Been exploring. Removed some of the plasterboard from one of the downstairs sitting rooms to reveal where the original fireplace was located. The flue is still open behind it and a man is coming in on Saturday to send a camera up for a looksie.
Upstairs is a second fireplace which looks to be immediately over the one below and so I'm not too sure how the flues go relative to each other. Hopefully the camera will reveal all.
The purpose of the camera was to determine where the flues went to see if we could get a new window opening and soil pipe through the East wall. But I got to thinking about this a bit more and came to the conclusion that, from that perspective, the camera is useless since it has no positioning information relative to the outside wall surfaces as it goes up/down. Since the downstairs fireplace is the only one that we are likely to want to use (if ever!) then it becomes a binary decision upstairs and easily resolved by taking a few stones out!
Which is what I've started to do.
That's not a birds nest but rodent. So far nothing to see but there are a lot of chinks there. I need a smoke bomb in the downstairs fireplace.

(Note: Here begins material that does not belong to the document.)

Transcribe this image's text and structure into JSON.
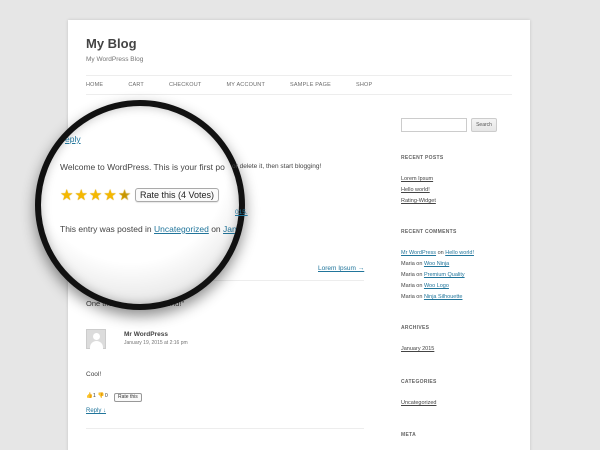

Then had a discussion with the builder of my plans for the upstairs floor and he pointed out one or two 'issues'. Removing the chipboard here is not a problem as that studding rests on the joists.
But here, the studding rests on the chipboard and it will be a right BA to shore it up.

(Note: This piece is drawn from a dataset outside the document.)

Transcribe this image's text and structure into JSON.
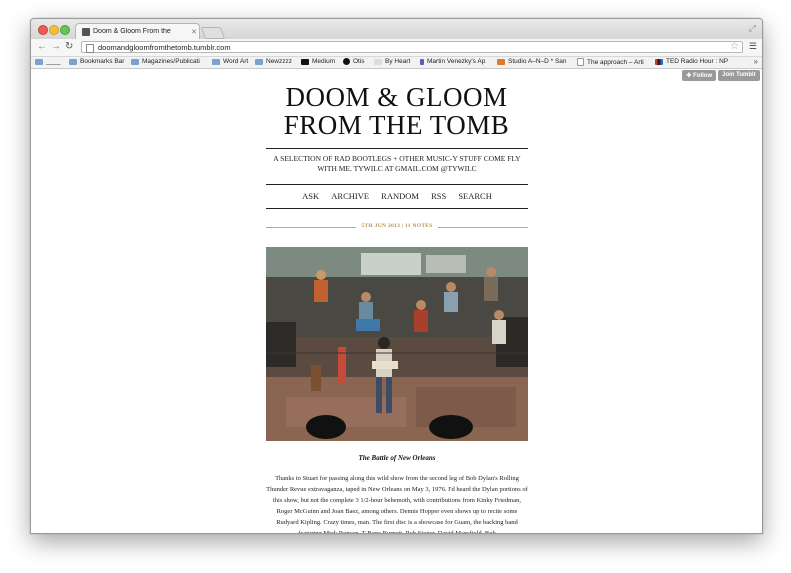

And the studding for this corner also sits on the chipboard.
I need a Plan B.
Why not lay the floorboards directly on top of the chipboard, he suggested.
Well, there is a problem with the step at the threshold to the room. They cocked up putting in the joists upstairs. We think that they did this room by notching the 6x2's to sit one way in the RSJ. Then they realised that they'd cocked up the floor height out on the landing vis vis the level of the top stair. So they had to notch the 6x2's elsewhere upstairs to match the landing and top stair.
So I reasoned that adding floorboards in that room as he suggested would exacerbate the step problem.
"Not if you lay the landing floorboards on top of the chipboard there".
"But that will make the top stair level wrong" I countered.
And so, we're talking 20mm here so I've temporarily added some boards to the top stair to simulate the finished level and to be honest no-one has noticed the extra 20mm.
If opportunity doesn't knock, build a door.